The company began work on the vaccine last year after teaming up with the University of Oxford, despite having no prior vaccine experience.
But the shot has also faced setbacks, including disputes over data, production problems, and links to rare side-effects that have led some countries to stop or restrict its use. The United States has been particularly critical of the vaccine.
AstraZeneca said on Thursday it now expected to seek U.S. approval for the vaccine in the second half of this year, and it still hopeful the shot will have a role to play there. Previously, it had planned an application during the first half.
A senior executive separately told Reuters that the company was exploring options for the future of its COVID-19 vaccine business, with more clarity on the matter expected by the end of the year.
Elsewhere, AstraZeneca is hoping for a boost from the recent purchase of rare medicines business Alexion (NASDAQ:).
Including Alexion, it now expects total revenue to increase by a low-twenties percentage this year, and core earnings of $5.05 to $5.40 per share. The forecasts do not include sales from the vaccine.
AstraZeneca shares fell 1.4% in early trade but had recovered the losses and edged higher by 1109 GMT.
The Anglo-Swedish drugmaker is also hoping to settle legal proceedings with the European Commission over vaccine delivery commitments.
Despite setbacks, the company said the vaccine, Vaxzevria, brought in $1.17 billion in sales in the first six months of year, putting it among its best selling products, behind first-placed lung cancer drug Tagrisso on $2.54 billion.
Vaccine sales were based on deliveries of about 319 million doses, it said, giving an average price of about $3.7 per dose. Deliveries from its partner, India-based Serum Institute, were not included.

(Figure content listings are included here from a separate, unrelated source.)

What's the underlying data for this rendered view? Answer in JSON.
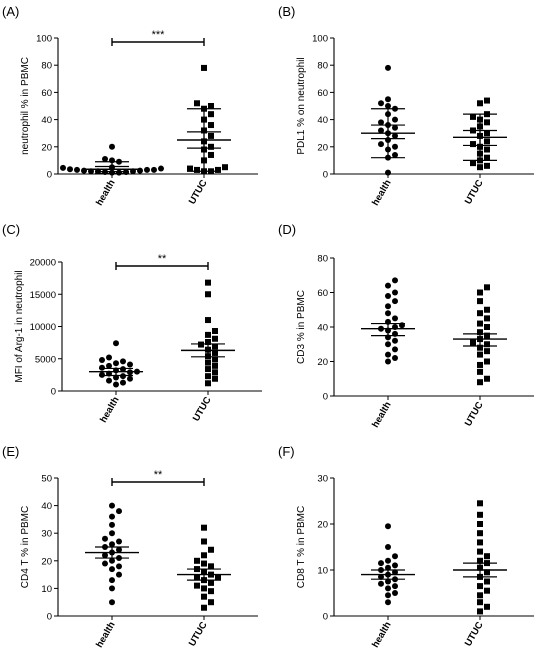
{
  "chart_data": [
    {
      "panel_label": "(A)",
      "type": "scatter",
      "ylabel": "neutrophil % in PBMC",
      "yticks": [
        "0",
        "20",
        "40",
        "60",
        "80",
        "100"
      ],
      "ylim": [
        0,
        100
      ],
      "categories": [
        "health",
        "UTUC"
      ],
      "significance": "***",
      "groups": [
        {
          "name": "health",
          "marker": "circle",
          "mean": 3.5,
          "sem_range": [
            1.8,
            5.5
          ],
          "sd_range": [
            0.5,
            9
          ],
          "values": [
            1,
            1.5,
            2,
            2,
            2.5,
            3,
            3,
            3.5,
            4,
            4.5,
            5,
            9,
            10,
            11,
            20,
            1,
            2,
            3,
            2.5,
            1.5
          ]
        },
        {
          "name": "UTUC",
          "marker": "square",
          "mean": 25,
          "sem_range": [
            19,
            31
          ],
          "sd_range": [
            2,
            48
          ],
          "values": [
            2,
            2,
            3,
            4,
            5,
            14,
            18,
            20,
            24,
            28,
            32,
            36,
            40,
            44,
            48,
            50,
            52,
            78,
            3,
            10
          ]
        }
      ]
    },
    {
      "panel_label": "(B)",
      "type": "scatter",
      "ylabel": "PDL1 % on neutrophil",
      "yticks": [
        "0",
        "20",
        "40",
        "60",
        "80",
        "100"
      ],
      "ylim": [
        0,
        100
      ],
      "categories": [
        "health",
        "UTUC"
      ],
      "significance": "",
      "groups": [
        {
          "name": "health",
          "marker": "circle",
          "mean": 30,
          "sem_range": [
            26,
            36
          ],
          "sd_range": [
            12,
            48
          ],
          "values": [
            1,
            12,
            14,
            18,
            20,
            22,
            25,
            28,
            30,
            32,
            34,
            36,
            38,
            40,
            44,
            48,
            50,
            52,
            55,
            78
          ]
        },
        {
          "name": "UTUC",
          "marker": "square",
          "mean": 27,
          "sem_range": [
            21,
            32
          ],
          "sd_range": [
            10,
            44
          ],
          "values": [
            5,
            6,
            8,
            10,
            12,
            15,
            18,
            20,
            22,
            24,
            28,
            30,
            32,
            35,
            38,
            40,
            42,
            44,
            52,
            54
          ]
        }
      ]
    },
    {
      "panel_label": "(C)",
      "type": "scatter",
      "ylabel": "MFI of Arg-1 in neutrophil",
      "yticks": [
        "0",
        "5000",
        "10000",
        "15000",
        "20000"
      ],
      "ylim": [
        0,
        20000
      ],
      "categories": [
        "health",
        "UTUC"
      ],
      "significance": "**",
      "groups": [
        {
          "name": "health",
          "marker": "circle",
          "mean": 3000,
          "sem_range": [
            2400,
            3500
          ],
          "sd_range": [
            2400,
            3500
          ],
          "values": [
            1000,
            1300,
            1600,
            1900,
            2100,
            2300,
            2500,
            2700,
            2900,
            3000,
            3200,
            3400,
            3600,
            3900,
            4100,
            4300,
            4600,
            4800,
            5200,
            7400
          ]
        },
        {
          "name": "UTUC",
          "marker": "square",
          "mean": 6300,
          "sem_range": [
            5300,
            7300
          ],
          "sd_range": [
            5300,
            7300
          ],
          "values": [
            1200,
            1900,
            2300,
            2900,
            3400,
            3900,
            4400,
            4900,
            5400,
            5900,
            6400,
            6900,
            7200,
            7600,
            8100,
            8700,
            9300,
            11000,
            15000,
            16800
          ]
        }
      ]
    },
    {
      "panel_label": "(D)",
      "type": "scatter",
      "ylabel": "CD3 % in PBMC",
      "yticks": [
        "0",
        "20",
        "40",
        "60",
        "80"
      ],
      "ylim": [
        0,
        80
      ],
      "categories": [
        "health",
        "UTUC"
      ],
      "significance": "",
      "groups": [
        {
          "name": "health",
          "marker": "circle",
          "mean": 39,
          "sem_range": [
            35,
            42
          ],
          "sd_range": [
            35,
            42
          ],
          "values": [
            20,
            22,
            24,
            27,
            30,
            32,
            34,
            36,
            38,
            39,
            40,
            41,
            43,
            45,
            48,
            52,
            55,
            58,
            60,
            64,
            67
          ]
        },
        {
          "name": "UTUC",
          "marker": "square",
          "mean": 33,
          "sem_range": [
            29,
            36
          ],
          "sd_range": [
            29,
            36
          ],
          "values": [
            8,
            10,
            14,
            18,
            20,
            24,
            26,
            28,
            30,
            31,
            33,
            35,
            37,
            40,
            42,
            45,
            48,
            50,
            55,
            60,
            63
          ]
        }
      ]
    },
    {
      "panel_label": "(E)",
      "type": "scatter",
      "ylabel": "CD4 T % in PBMC",
      "yticks": [
        "0",
        "10",
        "20",
        "30",
        "40",
        "50"
      ],
      "ylim": [
        0,
        50
      ],
      "categories": [
        "health",
        "UTUC"
      ],
      "significance": "**",
      "groups": [
        {
          "name": "health",
          "marker": "circle",
          "mean": 23,
          "sem_range": [
            21,
            25
          ],
          "sd_range": [
            21,
            25
          ],
          "values": [
            5,
            10,
            13,
            15,
            17,
            18,
            19,
            20,
            21,
            22,
            23,
            24,
            25,
            26,
            27,
            28,
            30,
            33,
            36,
            38,
            40
          ]
        },
        {
          "name": "UTUC",
          "marker": "square",
          "mean": 15,
          "sem_range": [
            13,
            17
          ],
          "sd_range": [
            13,
            17
          ],
          "values": [
            3,
            5,
            7,
            9,
            10,
            11,
            12,
            13,
            14,
            14,
            15,
            16,
            17,
            18,
            19,
            20,
            22,
            24,
            27,
            32
          ]
        }
      ]
    },
    {
      "panel_label": "(F)",
      "type": "scatter",
      "ylabel": "CD8 T % in PBMC",
      "yticks": [
        "0",
        "10",
        "20",
        "30"
      ],
      "ylim": [
        0,
        30
      ],
      "categories": [
        "health",
        "UTUC"
      ],
      "significance": "",
      "groups": [
        {
          "name": "health",
          "marker": "circle",
          "mean": 9,
          "sem_range": [
            8,
            10
          ],
          "sd_range": [
            8,
            10
          ],
          "values": [
            3,
            4.5,
            5,
            6,
            6.5,
            7,
            7.5,
            8,
            8.5,
            9,
            9.5,
            10,
            10.5,
            11,
            11.5,
            12,
            13,
            15,
            19.5
          ]
        },
        {
          "name": "UTUC",
          "marker": "square",
          "mean": 10,
          "sem_range": [
            8.5,
            11.5
          ],
          "sd_range": [
            8.5,
            11.5
          ],
          "values": [
            1,
            2,
            3,
            4.5,
            5.5,
            6.5,
            7.5,
            8.5,
            9.5,
            10.5,
            11.5,
            12,
            13,
            14,
            16,
            18,
            20,
            22,
            24.5
          ]
        }
      ]
    }
  ]
}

AstraZeneca has said it will not make a profit from the shot during the pandemic but hopes to eventually generate earnings to make the business sustainable. Costs related to the vaccine shaved a cent off second-quarter earnings per share. That was down from 3 cents in the previous three months.
The company said it was also looking into how long the vaccine’s protection lasts and if a booster dose would be needed to keep up immunity.

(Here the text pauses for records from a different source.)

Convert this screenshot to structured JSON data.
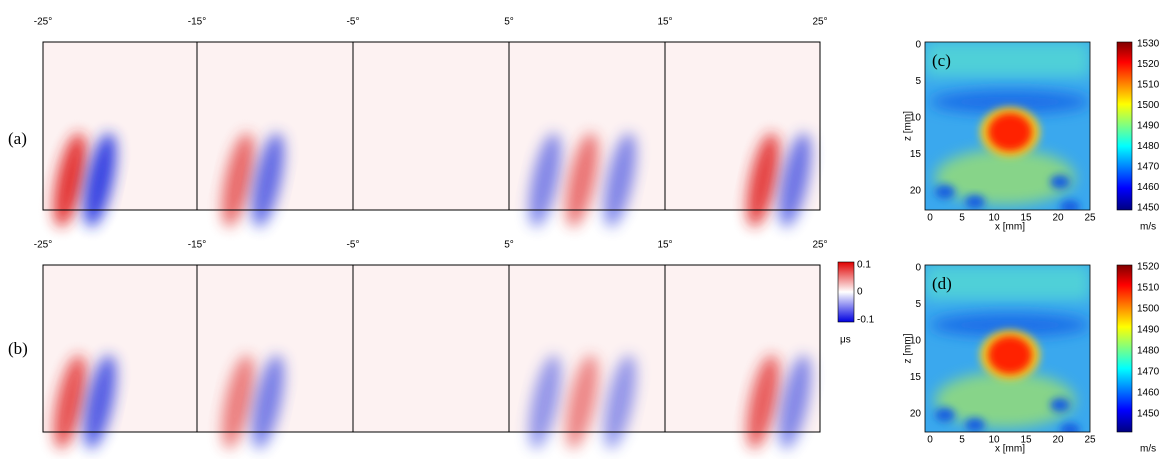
{
  "row_labels": [
    "(a)",
    "(b)"
  ],
  "angle_labels": [
    "-25°",
    "-15°",
    "-5°",
    "5°",
    "15°",
    "25°"
  ],
  "diff_colorbar": {
    "ticks": [
      "0.1",
      "0",
      "-0.1"
    ],
    "unit": "μs"
  },
  "maps": [
    {
      "label": "(c)",
      "x_label": "x [mm]",
      "z_label": "z [mm]",
      "x_ticks": [
        0,
        5,
        10,
        15,
        20,
        25
      ],
      "z_ticks": [
        0,
        5,
        10,
        15,
        20
      ],
      "colorbar_ticks": [
        1530,
        1520,
        1510,
        1500,
        1490,
        1480,
        1470,
        1460,
        1450
      ],
      "unit": "m/s"
    },
    {
      "label": "(d)",
      "x_label": "x [mm]",
      "z_label": "z [mm]",
      "x_ticks": [
        0,
        5,
        10,
        15,
        20,
        25
      ],
      "z_ticks": [
        0,
        5,
        10,
        15,
        20
      ],
      "colorbar_ticks": [
        1520,
        1510,
        1500,
        1490,
        1480,
        1470,
        1460,
        1450
      ],
      "unit": "m/s"
    }
  ]
}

“People received their second dose, at the earliest in March/April this year, so we need more time to know whether the protection is lasting or needs boosting,” CEO Pascal Soriot said at a media briefing.
While AstraZeneca did not forecast vaccine sales for the year, rivals Pfizer (NYSE:), Moderna (NASDAQ:) and Johnson & Johnson (NYSE:) have guided to $33.5 billion, $19.2 billion and $2.5 billion for their COVID-19 shots, respectively.
Total revenue of $8.22 billion for the three months to June beat analysts’ consensus forecast of $7.58 billion. But core earnings of 90 cents per share fell short of an estimated 92 cents.